The Boring Math of Compound Returns (And Why Everyone Gets It Wrong)
Compound interest sounds like magic. The math is mundane and the most common rules of thumb are subtly wrong. Here's a calmer take on what compounding actually delivers.
Compound interest is the kind of topic that gets called “the eighth wonder of the world” in motivational graphics. The actual math is mundane. The most common rules of thumb are subtly wrong. And the most-shared retirement charts make assumptions about return paths that real markets rarely deliver.
This isn’t a takedown of compounding — it’s a takedown of how compounding gets explained. The reality is calmer and more useful.
The basic formula isn’t the whole story
The textbook compound formula is final = principal × (1 + r)^n.
That works perfectly if every year delivers exactly r.
Markets don’t. Returns vary. The arithmetic average of yearly returns and the actual compound return are not the same number.
Arithmetic vs geometric mean
Take an investment that returns +50% in year one and -50% in year two.
- Arithmetic mean: (50% + (-50%)) / 2 = 0%. “Average return was zero.”
- Geometric mean (actual outcome): start with $100, end at $150, then $75. The compound return is −25% over two years — about −13.4% per year.
The geometric mean is always ≤ the arithmetic mean, with equality only when every return is identical. This gap is called volatility drag or the variance penalty.
For a roughly stable broad-market portfolio, the gap is small but not negligible — typically around 1–2% per year. For a volatile asset (an individual small-cap, a leveraged ETF, a single cryptocurrency), the gap can be much larger.
Why this matters in practice
Most “average return” figures you see in retail finance content are arithmetic. The wealth you’d actually have is geometric. Over decades, the difference compounds in the wrong direction.
A reasonable approximation: geometric ≈ arithmetic − (variance / 2).
That subtraction is the variance penalty in dollar form. Over
twenty or thirty years, it’s the difference between a clean
projection and the path you’d actually live through.
The Rule of 72 (and where it fails)
“Years to double = 72 / interest rate.” At 8%, money doubles in about 9 years. The rule is a Taylor-series approximation that’s accurate around 6–10% and breaks down at higher rates.
- At 12%: rule says 6 years, actual ~6.1. Fine.
- At 20%: rule says 3.6 years, actual ~3.8. Off.

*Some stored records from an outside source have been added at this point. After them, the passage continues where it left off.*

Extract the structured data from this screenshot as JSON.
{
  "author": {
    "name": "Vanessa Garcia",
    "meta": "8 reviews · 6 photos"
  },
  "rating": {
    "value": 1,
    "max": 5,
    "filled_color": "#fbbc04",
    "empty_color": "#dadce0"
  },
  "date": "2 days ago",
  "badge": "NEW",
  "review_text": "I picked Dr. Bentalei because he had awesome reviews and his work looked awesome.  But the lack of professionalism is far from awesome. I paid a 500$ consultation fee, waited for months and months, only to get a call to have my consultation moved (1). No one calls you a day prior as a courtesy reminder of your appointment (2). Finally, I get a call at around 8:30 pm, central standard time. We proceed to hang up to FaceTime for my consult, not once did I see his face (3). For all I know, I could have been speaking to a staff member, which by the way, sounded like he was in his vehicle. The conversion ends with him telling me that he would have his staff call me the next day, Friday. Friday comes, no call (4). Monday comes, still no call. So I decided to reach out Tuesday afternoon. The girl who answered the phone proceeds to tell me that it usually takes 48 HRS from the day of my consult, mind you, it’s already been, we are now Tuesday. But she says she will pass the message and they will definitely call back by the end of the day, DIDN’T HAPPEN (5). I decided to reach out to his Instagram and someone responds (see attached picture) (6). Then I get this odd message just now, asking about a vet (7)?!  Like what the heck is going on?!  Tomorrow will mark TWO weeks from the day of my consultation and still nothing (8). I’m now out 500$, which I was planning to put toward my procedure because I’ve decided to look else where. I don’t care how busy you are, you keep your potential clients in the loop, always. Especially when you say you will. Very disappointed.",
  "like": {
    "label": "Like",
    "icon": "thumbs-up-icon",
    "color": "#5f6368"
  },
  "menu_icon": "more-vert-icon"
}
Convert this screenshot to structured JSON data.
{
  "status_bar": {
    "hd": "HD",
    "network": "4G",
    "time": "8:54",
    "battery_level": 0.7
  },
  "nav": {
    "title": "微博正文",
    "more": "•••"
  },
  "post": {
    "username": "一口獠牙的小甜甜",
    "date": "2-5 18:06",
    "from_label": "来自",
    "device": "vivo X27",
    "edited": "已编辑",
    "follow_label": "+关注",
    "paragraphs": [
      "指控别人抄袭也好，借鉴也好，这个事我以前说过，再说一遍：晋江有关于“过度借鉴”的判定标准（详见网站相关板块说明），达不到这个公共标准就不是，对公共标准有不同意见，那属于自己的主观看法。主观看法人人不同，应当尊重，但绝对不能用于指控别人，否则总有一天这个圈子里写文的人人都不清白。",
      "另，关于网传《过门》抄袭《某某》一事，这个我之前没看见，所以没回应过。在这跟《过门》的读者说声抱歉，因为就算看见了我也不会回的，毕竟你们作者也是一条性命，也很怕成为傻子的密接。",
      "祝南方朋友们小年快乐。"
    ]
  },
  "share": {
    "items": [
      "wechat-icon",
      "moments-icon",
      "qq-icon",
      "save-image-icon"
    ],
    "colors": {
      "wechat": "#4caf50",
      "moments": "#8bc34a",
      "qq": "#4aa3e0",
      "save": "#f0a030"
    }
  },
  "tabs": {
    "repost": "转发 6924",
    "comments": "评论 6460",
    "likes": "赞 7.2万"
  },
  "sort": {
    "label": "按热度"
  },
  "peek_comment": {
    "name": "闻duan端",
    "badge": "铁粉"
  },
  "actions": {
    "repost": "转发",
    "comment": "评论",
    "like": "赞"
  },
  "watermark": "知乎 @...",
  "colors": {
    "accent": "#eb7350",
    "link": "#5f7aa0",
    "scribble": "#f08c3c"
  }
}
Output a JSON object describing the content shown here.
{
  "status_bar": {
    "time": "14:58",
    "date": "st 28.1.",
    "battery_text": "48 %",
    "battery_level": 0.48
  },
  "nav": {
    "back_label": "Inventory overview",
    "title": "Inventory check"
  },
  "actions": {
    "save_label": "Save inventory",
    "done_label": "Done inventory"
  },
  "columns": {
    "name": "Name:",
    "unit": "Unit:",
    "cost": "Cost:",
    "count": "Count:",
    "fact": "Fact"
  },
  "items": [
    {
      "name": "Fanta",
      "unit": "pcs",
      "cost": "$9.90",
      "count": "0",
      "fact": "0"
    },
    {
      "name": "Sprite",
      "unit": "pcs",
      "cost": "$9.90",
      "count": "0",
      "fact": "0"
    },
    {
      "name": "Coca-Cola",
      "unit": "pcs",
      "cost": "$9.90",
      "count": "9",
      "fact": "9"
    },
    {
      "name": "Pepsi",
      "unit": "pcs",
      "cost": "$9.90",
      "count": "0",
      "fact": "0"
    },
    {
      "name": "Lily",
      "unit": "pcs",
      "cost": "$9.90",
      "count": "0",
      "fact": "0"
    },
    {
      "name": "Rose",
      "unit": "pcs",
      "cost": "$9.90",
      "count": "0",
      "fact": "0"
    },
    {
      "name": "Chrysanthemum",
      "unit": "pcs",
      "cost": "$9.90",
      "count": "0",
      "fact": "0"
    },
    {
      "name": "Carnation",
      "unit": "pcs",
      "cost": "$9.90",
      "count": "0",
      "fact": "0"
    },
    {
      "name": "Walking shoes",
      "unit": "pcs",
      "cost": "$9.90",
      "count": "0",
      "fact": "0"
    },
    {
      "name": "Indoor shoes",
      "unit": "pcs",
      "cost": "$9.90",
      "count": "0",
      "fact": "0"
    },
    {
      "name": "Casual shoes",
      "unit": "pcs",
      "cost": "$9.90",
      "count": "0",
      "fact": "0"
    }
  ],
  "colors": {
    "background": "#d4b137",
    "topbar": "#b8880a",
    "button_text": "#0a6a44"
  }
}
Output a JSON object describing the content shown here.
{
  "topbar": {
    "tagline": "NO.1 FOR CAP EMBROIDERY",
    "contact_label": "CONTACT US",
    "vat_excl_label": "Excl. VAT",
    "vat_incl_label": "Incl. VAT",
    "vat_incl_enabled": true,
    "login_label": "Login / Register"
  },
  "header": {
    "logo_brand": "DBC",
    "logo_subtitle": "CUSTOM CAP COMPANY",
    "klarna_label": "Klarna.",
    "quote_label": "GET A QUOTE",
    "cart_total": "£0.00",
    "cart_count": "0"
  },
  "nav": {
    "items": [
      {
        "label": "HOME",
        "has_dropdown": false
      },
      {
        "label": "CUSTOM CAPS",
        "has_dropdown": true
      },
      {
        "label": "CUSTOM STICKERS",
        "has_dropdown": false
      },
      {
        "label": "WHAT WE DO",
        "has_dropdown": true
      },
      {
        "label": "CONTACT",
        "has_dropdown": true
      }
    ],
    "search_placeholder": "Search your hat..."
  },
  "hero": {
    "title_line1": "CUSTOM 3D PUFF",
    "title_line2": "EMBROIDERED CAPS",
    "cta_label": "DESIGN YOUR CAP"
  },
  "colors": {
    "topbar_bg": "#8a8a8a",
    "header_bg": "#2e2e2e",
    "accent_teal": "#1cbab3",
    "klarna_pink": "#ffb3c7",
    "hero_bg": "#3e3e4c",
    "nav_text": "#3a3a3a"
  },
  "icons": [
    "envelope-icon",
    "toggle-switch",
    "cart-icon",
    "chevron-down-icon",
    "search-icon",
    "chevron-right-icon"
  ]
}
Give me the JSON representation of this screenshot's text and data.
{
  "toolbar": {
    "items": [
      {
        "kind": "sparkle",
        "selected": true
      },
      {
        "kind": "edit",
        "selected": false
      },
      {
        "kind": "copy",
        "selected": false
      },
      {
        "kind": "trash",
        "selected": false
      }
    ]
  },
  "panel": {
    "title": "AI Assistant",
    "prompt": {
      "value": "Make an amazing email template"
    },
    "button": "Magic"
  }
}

- At 50%: rule says 1.44 years, actual ~1.7. Misleading.
For low rates, the rule slightly overestimates the doubling time. The “Rule of 70” is closer for very low rates; the “Rule of 72” is the practical compromise because 72 has more divisors and gives nicer mental arithmetic.
Sequence of returns risk
Two retirees with identical average returns can end up with very different outcomes if the returns arrive in different orders.
If you retire just before a bad decade for equities and are drawing down a portfolio, the drawdowns compound against you in a way that doesn’t reverse just because returns recover later. The withdrawals from a depressed portfolio book the losses permanently.
This is why fixed-rate retirement projections (“assume 7% return forever”) overstate the safety of withdrawal rates. The same 7% delivered with realistic year-to-year variance gives a wider distribution of outcomes, with the bad tail materially worse than the smooth path implies.
The fix isn’t to abandon compounding — it’s to use stochastic projections (Monte Carlo) instead of single-path ones, especially near and during the withdrawal phase.
What the “start early” charts get right and wrong
The right part: time in the market matters. Contributing consistently from age 25 to 35 (then nothing) often ends up with more than contributing the same amount per year from 35 to 65, assuming the same return path.
The misleading part: that calculation assumes a flat compound return for the entire period. Real return paths have decades- long regimes — some decades have been great for US equities, some have been bad. The “start early” math is correct in expectation; the actual outcome for any specific cohort depends heavily on which decades they were contributing during.
What this means for decisions
- Don’t conflate the average return you read in marketing copy with the wealth path you’d actually experience. Volatility drag is small per year and large over decades.
- Don’t use Monte Carlo for everything, but don’t use single-path 7%-forever models when the answer matters. The smoothness hides risk.
- Time in the market is a real lever, but the magnitude depends on the regime you’re contributing during, not just on the number of years.
Compounding is real, useful, and reliable. The mystification around it is the problem.